— Гарднер мне сказал, — продолжал Ганка: — «Конечно, он вам сначала не поверит, но внушите ему, что вас скоро выпустят, — серьёзных обвинений против вас нет, и декларацию вы уже подписали, а дело вёл ваш университетский товарищ Людовик Дофинэ».
— Как? — очень удивился и даже испугался Войцик. — Вы и про декларацию должны были сказать мне?
— Да, да, и про неё, и даже именно про неё. Он несколько раз повторил мне и про декларацию и про то, что Людовик Дофинэ, мой университетский товарищ, был моим следователем: «Так вот Войцику и скажите».
Войцик покачал головой.
— Ах, какая сволочь этот Гарднер! — сказал он задумчиво. — Ах, какая сволочь! Вы знаете, Ганка, он только кажется ограниченным, а на самом деле он очень умный, он умнее всего гестапо. Он знает, что врать и как врать, и вот на этом, именно вот на этом, они действительно могли бы поймать какого-нибудь юнца.
— А вас? — спросил Ганка.
Он спросил потому, что последние слова Войцика для него прозвучали так: «Но меня, сударь, вы и на этом не поймали бы».
— А меня... — в раздумье повторил Войцик и остановился. — Нет, то есть, может быть, да... То есть, конечно, нет. Но это не потому, что я не поверил бы вам, — возможно, поверил бы, и даже конечно поверил бы, но записку и адреса не дал бы. Он ещё подумал.
— А когда вас должны выпустить?
— Да я ведь не знаю, выпустят ли, — сказал тускло Ганка. У него опять начала болеть голова и становилось душно и мутно. — Он сказал мне: «Сегодня или завтра отпустим».
— Понятно!
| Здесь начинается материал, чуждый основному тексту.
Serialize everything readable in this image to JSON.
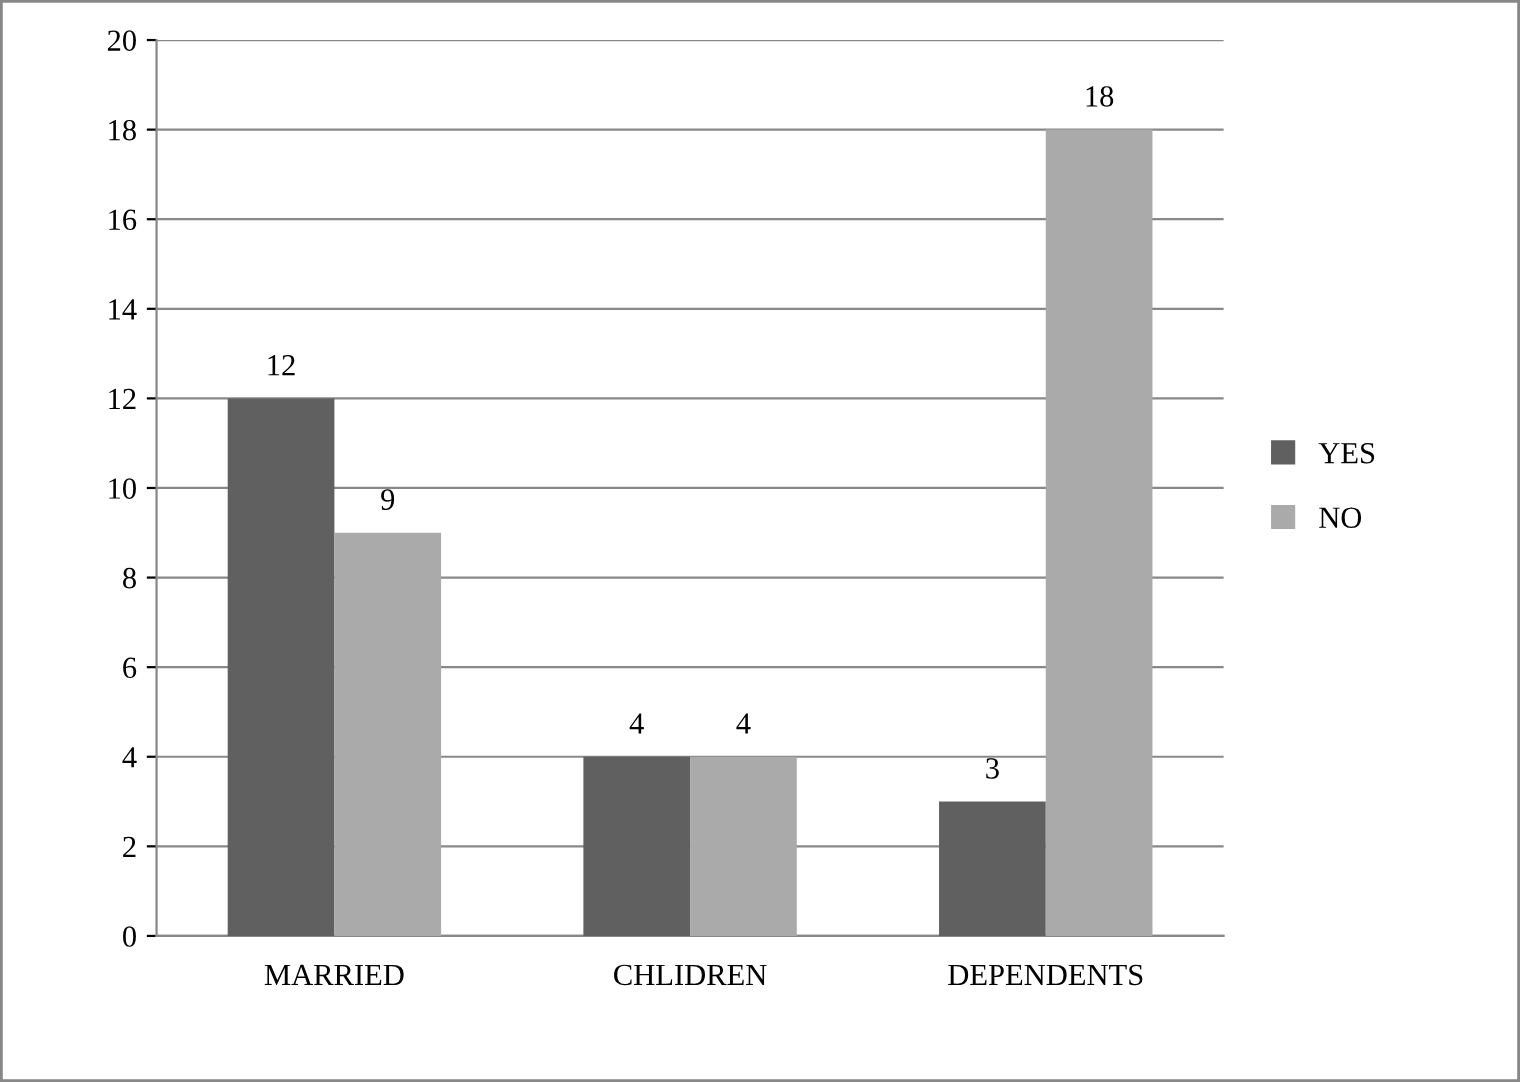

Выпустят, Ганка, обязательно выпустят! Вы им теперь нужны... — Он криво усмехнулся. — А вот Людовика-то Дофинэ, очевидно, уже... — он не договорил и щёлкнул себя по затылку.
Ганс посмотрел на него с удивлением.
— Вы меня не так поняли, — сказал он. — Какой Людовик Дофинэ? Никто со мной, кроме Гарднера, не говорил. А Дофинэ и на свете-то не существует.
— Не существует? — переспросил Войцик. — Да, теперь, конечно, уже не существует. Раз Гарднер вам назвал его фамилию, значит, больше его не существует.
— А разве?.. — начал Ганка испуганно.
— «Разве он был?» — хотите вы спросить. В том-то и дело, что был... И университет окончил, и сторонником народного фронта был, и работал следователем в гестапо но нашему поручению. Видите, всё это Гарднер учёл вполне трезво. И если ошибся, то только в одном.
— В чём же? — спросил Ганка.
— В том, что ни адреса, ни письма я вам всё-таки не дам.
— Вы не доверяете мне по-прежнему? — спросил Ганка после некоторого молчания.
— Нет, не по-прежнему! — ласково улыбнулся Войцик и дотронулся до его руки. — Теперь я не доверяю вам больше прежнего, потому что знаю, что вы непременно попадёте опять в руки Гарднера.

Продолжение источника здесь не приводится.